A highly rated post on the VB MSDN Forum recently asked "How can I open up a web browser when a user clicks on a button?" 

The first problem is "How can you start a web browser to a specified URL".  This is actually very easy to do in windows.  You only need to create a process where the name is the URL you are trying to navigate to and windows will take care of the rest.  This is quickly demonstrated by clicking on Start->Run and typing in an url (http://www.msn.com). 

Doing it from Code is almost as simple.  Make sure that System.Diagonstics is imported into your project and the following Sub will work.

  Public Sub OpenUri(ByVal target As Uri)
        Dim info As New ProcessStartInfo()
        info.FileName = target.ToString()
        info.UseShellExecute = True
        Process.Start(info)
  End Sub

Second problem is how to make a button open the link when it's clicked.  For this you'll just need to handle the Clicked event and call the above Sub with the appropriate URL. 

But why stop there?  The UI Web Controls have a LinkButton class that does much the same but there is no such class in System.Windows.Forms.  Lets create one. 

First step is to create a new Windows Control Library project.  Then add a new User Control called LinkButton.  Open up the Designer file and make it derive from Button.

Now we need to add a field to allow the developer to specify the link to open.  This field should be of type URI to make sure we're passed a valid URI.  When setting the Link if there is currently no text displayed we should just display the link for ease of use.

    Private m_link As Uri

    Public Property Link() As Uri
        Get
            Return m_link
        End Get
        Set(ByVal value As Uri)
            m_link = value

            If m_link IsNot Nothing Then
                If String.IsNullOrEmpty(Me.Text) Then
                    Me.Text = m_link.ToString()
                End If
            End If
        End Set
    End Property

Now we need to actually open the link when the user clicks on the button.  Override the OnClick method and put in essentially the same code as above. 
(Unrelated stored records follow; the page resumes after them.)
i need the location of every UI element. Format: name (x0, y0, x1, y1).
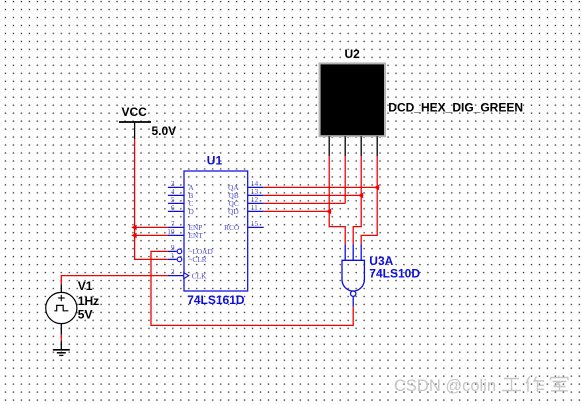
pin 6 D stub (168, 210, 184, 212)
pin 10 ENT stub (168, 234, 184, 236)
wire QB pin13 to display pin c (264, 194, 362, 196)
pin 15 RCO stub (248, 226, 264, 228)
plus sign (58, 297, 65, 299)
pin 13 QB stub (248, 194, 264, 196)
output stub (352, 297, 354, 307)
svg-text:RCO: RCO (224, 223, 239, 232)
svg-text:5V: 5V (78, 307, 93, 321)
wire display pin a down to NAND input 1 (329, 156, 345, 244)
bottom lead (60, 324, 62, 335)
glyph zuo (526, 377, 544, 393)
square wave glyph (54, 305, 68, 310)
svg-text:CSDN @colin: CSDN @colin (394, 377, 496, 395)
pin 5 C stub (168, 202, 184, 204)
wire display pin b down to QC row (344, 156, 346, 203)
svg-text:74LS161D: 74LS161D (187, 293, 245, 307)
wire VCC to ENT pin10 (135, 234, 168, 236)
display lead a (328, 136, 330, 156)
wire QD pin11 to display pin a (264, 210, 330, 212)
svg-text:2: 2 (171, 267, 175, 276)
power VCC (119, 105, 176, 139)
glyph gong (502, 379, 521, 391)
svg-text:10: 10 (167, 227, 175, 236)
glyph shi (551, 376, 569, 391)
svg-text:5.0V: 5.0V (152, 124, 177, 138)
svg-text:1Hz: 1Hz (78, 294, 99, 308)
wire V1 to CLK pin2 (61, 276, 168, 285)
svg-text:U2: U2 (345, 47, 361, 61)
wire display pin d down to NAND input 3 (361, 156, 377, 244)
junction at ENT (131, 233, 136, 239)
counter U1 74LS161D (167, 153, 263, 307)
svg-text:74LS10D: 74LS10D (369, 266, 420, 280)
junction at ENP (131, 225, 136, 231)
wire display pin c down to NAND input 2 (353, 156, 361, 244)
gate body (342, 260, 364, 291)
wire V1 minus to ground (60, 335, 62, 341)
wire QA pin14 to display pin d (264, 186, 378, 188)
svg-text:6: 6 (171, 203, 175, 212)
wire VCC to ENP pin7 (135, 226, 168, 228)
input stub 2 (352, 244, 354, 260)
display lead c (360, 136, 362, 156)
svg-text:11: 11 (251, 203, 258, 212)
svg-text:VCC: VCC (122, 105, 148, 119)
svg-text:DCD_HEX_DIG_GREEN: DCD_HEX_DIG_GREEN (388, 101, 523, 115)
pin 12 QC stub (248, 202, 264, 204)
junction QB node (358, 193, 363, 199)
wire VCC vertical to ENP/ENT/~CLR (135, 139, 168, 259)
pin 14 QA stub (248, 186, 264, 188)
pin 1 ~CLR stub with bubble (168, 258, 177, 260)
pin 7 ENP stub (168, 226, 184, 228)
wire QC pin12 to display pin b (264, 202, 346, 204)
svg-text:D: D (189, 207, 194, 216)
inversion bubble (351, 291, 356, 296)
watermark (394, 376, 568, 396)
NAND gate U3A 74LS10D (342, 244, 420, 306)
pin 3 A stub (168, 186, 184, 188)
wire NAND output feedback to ~LOAD pin9 (151, 251, 353, 325)
svg-text:15: 15 (251, 219, 259, 228)
display U2 DCD_HEX_DIG_GREEN (320, 47, 523, 156)
pin 4 B stub (168, 194, 184, 196)
svg-text:QD: QD (228, 207, 239, 216)
clock source V1 (46, 279, 99, 334)
display lead b (344, 136, 346, 156)
svg-text:1: 1 (171, 251, 175, 260)
svg-text:V1: V1 (78, 279, 93, 293)
ground (53, 341, 70, 356)
svg-text:U1: U1 (207, 153, 223, 167)
pin 9 ~LOAD stub with bubble (168, 250, 177, 252)
input stub 3 (360, 244, 362, 260)
display lead d (376, 136, 378, 156)
svg-text:CLK: CLK (192, 271, 207, 280)
junction QA node (374, 185, 379, 191)
svg-text:ENT: ENT (189, 231, 204, 240)
pin 11 QD stub (248, 210, 264, 212)
svg-text:~CLR: ~CLR (189, 255, 207, 264)
junction QD node (326, 209, 331, 215)
input stub 1 (344, 244, 346, 260)
pin 2 CLK stub with edge triangle (168, 275, 184, 277)
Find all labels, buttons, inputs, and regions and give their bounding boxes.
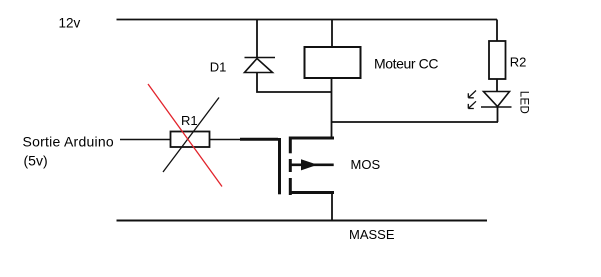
svg-text:R1: R1: [181, 113, 198, 128]
wire rail to R2: [496, 20, 498, 42]
wire drain node to LED cathode: [332, 121, 499, 123]
transistor Q1 MOS channel segment drain: [289, 137, 292, 154]
wire R2 to LED: [496, 79, 498, 92]
transistor Q1 MOS channel segment source: [289, 178, 292, 195]
svg-text:12v: 12v: [59, 16, 81, 31]
svg-text:LED: LED: [517, 91, 529, 114]
wire diode cathode branch: [256, 20, 258, 59]
wire motor to MOS drain: [331, 78, 333, 138]
wire ground rail: [117, 220, 488, 222]
svg-text:Moteur CC: Moteur CC: [374, 55, 438, 71]
resistor R2: [489, 41, 506, 79]
wire rail to motor: [331, 20, 333, 48]
svg-text:MOS: MOS: [351, 157, 381, 172]
wire LED anode to drain wire: [497, 107, 499, 122]
svg-text:Sortie Arduino: Sortie Arduino: [23, 133, 114, 149]
transistor Q1 MOS drain arm: [289, 137, 334, 140]
wire diode anode to motor-drain node: [257, 73, 332, 93]
LED emission arrow 1: [468, 91, 476, 98]
transistor Q1 MOS body arm with arrow: [290, 159, 334, 170]
svg-text:R2: R2: [510, 54, 527, 69]
svg-text:MASSE: MASSE: [349, 227, 395, 242]
svg-text:(5v): (5v): [24, 153, 48, 169]
cross red stroke over R1: [148, 84, 222, 187]
resistor R1: [171, 132, 210, 148]
transistor Q1 MOS channel segment body: [289, 159, 292, 172]
motor Moteur CC: [305, 47, 361, 78]
diode D1: [245, 58, 276, 73]
wire arduino output to R1: [120, 139, 171, 141]
wire R1 to gate (thin): [210, 139, 241, 141]
wire gate lead (thick): [240, 138, 278, 141]
LED diode: [481, 92, 512, 108]
transistor Q1 MOS source arm: [289, 191, 334, 194]
wire top +12V rail: [117, 19, 498, 21]
wire source to ground rail: [331, 193, 333, 221]
LED emission arrow 2: [468, 101, 476, 108]
cross black stroke over R1: [163, 98, 219, 173]
svg-text:D1: D1: [210, 60, 227, 75]
transistor Q1 MOS gate bar: [278, 138, 281, 194]
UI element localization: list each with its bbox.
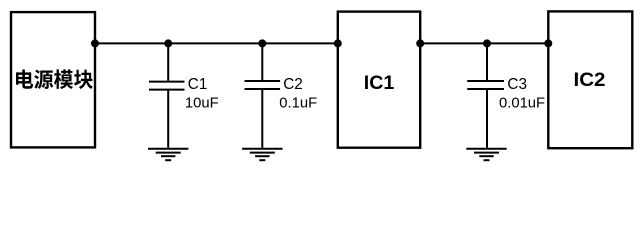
IC U2 box	[548, 11, 632, 148]
label 电源模块	[16, 69, 93, 89]
svg-text:C2: C2	[283, 76, 303, 93]
svg-text:IC1: IC1	[364, 72, 395, 94]
svg-text:0.01uF: 0.01uF	[499, 96, 545, 112]
IC U1 box	[338, 12, 420, 148]
svg-text:C3: C3	[507, 76, 527, 93]
junction dot at C2	[258, 39, 266, 47]
ground under C1	[148, 149, 188, 161]
svg-text:0.1uF: 0.1uF	[279, 96, 317, 112]
wire bus segment 1	[95, 42, 338, 44]
capacitor C3	[467, 43, 504, 147]
svg-text:10uF: 10uF	[185, 95, 219, 111]
ground under C2	[242, 149, 282, 161]
junction dot at IC1 left pin	[334, 39, 342, 47]
junction dot at C1	[164, 39, 172, 47]
ground under C3	[466, 149, 506, 161]
capacitor C1	[149, 43, 185, 147]
power module box 电源模块	[11, 12, 95, 147]
junction dot at IC2 left pin	[544, 39, 552, 47]
junction dot at C3	[483, 39, 491, 47]
svg-text:IC2: IC2	[574, 69, 606, 91]
svg-text:C1: C1	[188, 76, 208, 93]
junction dot at power module output	[91, 39, 99, 47]
wire bus segment 2	[420, 42, 548, 44]
capacitor C2	[245, 43, 281, 147]
junction dot at IC1 right pin	[416, 39, 424, 47]
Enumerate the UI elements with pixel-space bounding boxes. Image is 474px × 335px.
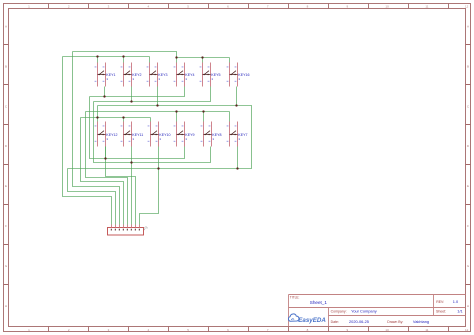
- svg-text:A: A: [467, 25, 469, 29]
- key switch KEY16: [227, 63, 250, 87]
- junction dots: [96, 55, 238, 169]
- svg-text:H: H: [467, 304, 469, 308]
- svg-text:F: F: [5, 224, 7, 228]
- key switch KEY2: [121, 63, 142, 87]
- wire KEY11 bottom to connector pin6: [131, 147, 133, 228]
- svg-text:1: 1: [185, 77, 187, 81]
- svg-text:10: 10: [385, 328, 389, 332]
- wire net R2a to connector pin5: [86, 112, 128, 228]
- svg-text:1: 1: [132, 77, 134, 81]
- svg-text:REV:: REV:: [436, 300, 444, 304]
- svg-text:1: 1: [159, 137, 161, 141]
- svg-text:Your Company: Your Company: [351, 308, 377, 313]
- svg-text:Sheet_1: Sheet_1: [310, 300, 328, 305]
- title block: [289, 295, 466, 327]
- svg-text:10: 10: [385, 4, 389, 8]
- svg-text:B: B: [5, 64, 7, 68]
- svg-text:A: A: [5, 25, 7, 29]
- svg-text:Vakhtang: Vakhtang: [413, 319, 429, 324]
- svg-text:1: 1: [238, 77, 240, 81]
- wire net C3 to connector pin2: [68, 169, 116, 228]
- svg-text:B: B: [467, 64, 469, 68]
- svg-text:1.0: 1.0: [453, 299, 459, 304]
- wire column C1 bus (KEY1,KEY4,KEY12,KEY9 bottoms): [90, 87, 185, 159]
- key switch KEY7: [227, 122, 248, 147]
- svg-text:E: E: [5, 184, 7, 188]
- svg-text:E: E: [467, 184, 469, 188]
- wire net R1b to connector pin1: [63, 57, 112, 228]
- key switch KEY4: [174, 63, 195, 87]
- key switch KEY1: [95, 63, 116, 87]
- wire rail R1b (KEY1,KEY2,KEY3 tops): [63, 57, 150, 63]
- svg-text:H: H: [5, 304, 7, 308]
- wire column C3 bus (KEY3,KEY16,KEY10,KEY7 bottoms): [68, 87, 252, 169]
- svg-text:Drawn By:: Drawn By:: [387, 320, 403, 324]
- svg-text:1: 1: [185, 137, 187, 141]
- key switch KEY8: [201, 122, 222, 147]
- svg-text:1: 1: [158, 77, 160, 81]
- svg-text:1: 1: [106, 77, 108, 81]
- key switch KEY9: [174, 122, 195, 147]
- svg-text:1: 1: [106, 137, 108, 141]
- svg-text:Company:: Company:: [331, 309, 347, 313]
- connector P1 8-pin header: [108, 225, 149, 236]
- svg-text:12: 12: [465, 4, 469, 8]
- wire net R1a to connector pin3: [73, 52, 120, 228]
- svg-text:TITLE:: TITLE:: [290, 295, 300, 299]
- key switch KEY10: [148, 122, 171, 147]
- svg-text:11: 11: [425, 328, 428, 332]
- wire rail R2b (KEY12,KEY11,KEY10 tops): [81, 118, 151, 122]
- svg-text:1: 1: [132, 137, 134, 141]
- wire rail R2a (KEY9,KEY8,KEY7 tops): [86, 112, 230, 122]
- svg-text:11: 11: [425, 4, 428, 8]
- key switch KEY11: [121, 122, 144, 147]
- wire rail R1a (KEY4,KEY5,KEY16 tops): [73, 52, 230, 63]
- wire column C2 bus (KEY2,KEY5,KEY11,KEY8 bottoms): [94, 87, 211, 163]
- svg-text:1: 1: [211, 77, 213, 81]
- key switch KEY12: [95, 122, 118, 147]
- svg-text:Sheet:: Sheet:: [436, 309, 446, 313]
- svg-text:1: 1: [238, 137, 240, 141]
- key switch KEY5: [200, 63, 221, 87]
- wire KEY12 bottom to connector pin7: [106, 147, 136, 228]
- svg-text:EasyEDA: EasyEDA: [298, 317, 326, 324]
- svg-text:12: 12: [465, 328, 469, 332]
- svg-text:2020-06-25: 2020-06-25: [349, 319, 369, 324]
- svg-text:F: F: [467, 224, 469, 228]
- wire KEY10 bottom to connector pin8: [140, 147, 159, 228]
- EasyEDA logo: [288, 314, 326, 324]
- svg-text:Date:: Date:: [331, 320, 339, 324]
- svg-text:1/1: 1/1: [457, 308, 462, 313]
- key switch KEY3: [147, 63, 168, 87]
- wire net R2b to connector pin4: [81, 118, 124, 228]
- svg-text:1: 1: [212, 137, 214, 141]
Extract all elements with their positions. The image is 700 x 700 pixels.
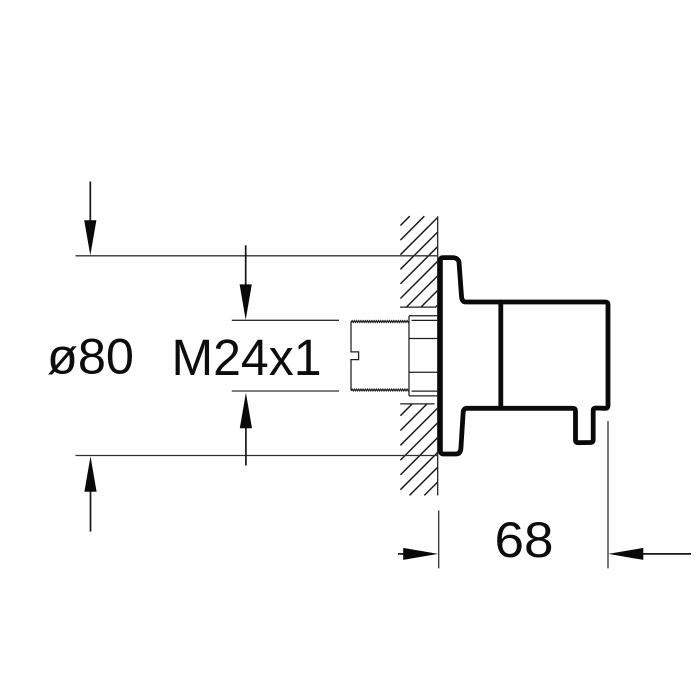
dim line 68 right head [608,548,643,560]
dim line 68 left tail [398,553,404,555]
arrow D80 top head [84,220,96,255]
arrow M24 top head [240,284,252,320]
nut bottom edge [409,395,438,397]
nut facet lower [409,371,438,373]
dim ext line D80 bottom [76,455,438,457]
wall hatch upper block [400,216,437,307]
arrow D80 top shaft [89,182,91,222]
nut top edge [409,315,438,317]
arrow D80 bottom shaft [90,491,92,532]
svg-text:68: 68 [495,512,554,568]
arrow D80 bottom head [84,456,96,492]
wall right edge [437,216,439,495]
stem left edge with slot [351,321,359,390]
arrow M24 bottom shaft [245,428,247,466]
nut facet upper [409,338,438,340]
nut top chamfer [412,319,438,321]
dim ext line D80 top [76,255,438,257]
wall hole top edge [400,306,436,308]
svg-text:M24x1: M24x1 [172,329,322,386]
dim line 68 left head [403,548,438,560]
dim line 68 right tail [643,553,691,555]
wall hole bottom edge [400,403,434,405]
dim ext line M24 bottom [232,390,339,392]
arrow M24 bottom head [240,393,252,429]
faucet outline: flange, neck, body, outlet tab [440,258,608,454]
body divider line [498,302,503,408]
dim ext line 68 left [438,511,440,569]
thread bottom crest [351,389,409,391]
dim ext line 68 right [607,421,609,568]
nut bottom chamfer [412,390,438,392]
nut left edge [408,316,410,396]
thread top crest [351,321,409,323]
arrow M24 top shaft [245,245,247,285]
svg-text:ø80: ø80 [47,329,134,385]
dim ext line M24 top [232,319,339,321]
wall hatch lower block [400,404,437,495]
    Protected Overrides Sub OnClick(ByVal e As System.EventArgs)
        MyBase.OnClick(e)

        If m_link Is Nothing Then
            MessageBox.Show(Me, "Must specify a valid Uri to display", "Error", MessageBoxButtons.OK, MessageBoxIcon.Error)
            Return
        End If

        ' Start a process to open the link in a browser
        Dim info As New ProcessStartInfo()
        info.FileName = m_link.ToString()
        info.UseShellExecute = True
        Process.Start(info)
    End Sub

While our LinkButton works at this point, it looks just like any other button. To make it more apparent that this is a LinkButton we will have the text be underlined and blue so it looks more like a hyperlink

    Public Sub New()

        ' This call is required by the Windows Form Designer.
        InitializeComponent()

        ' Add any initialization after the InitializeComponent() call.
        Me.Font = New Font(Me.Font, FontStyle.Underline)
        Me.ForeColor = Color.Blue
        Me.Text = String.Empty
    End Sub

At this point we have a fully functional LinkButton class. Lets make it a bit better though. It's possible for the developer to have the text of the button be completely different than the actual Link. For instance the button could say "Hello" and the link could point to www.msn.com. We'll add a tooltip so the user can see where the link actually goes to.

Open up LinkButton in the designer and drag a tooltip onto the surface. Rename it m_toolTip. Now lets update the code that sets the link

    Public Property Link() As Uri
        Get
            Return m_link
        End Get
        Set(ByVal value As Uri)
            m_link = value

            If m_link IsNot Nothing Then
                If String.IsNullOrEmpty(Me.Text) Then
                    Me.Text = m_link.ToString()
                End If
                m_toolTip.SetToolTip(Me, m_link.ToString())
            Else
                m_toolTip.SetToolTip(Me, "No Link Provided")
            End If
        End Set
    End Property

At this point we have a fully functional link button that is ready for re-use. See the attachment for the full code sample.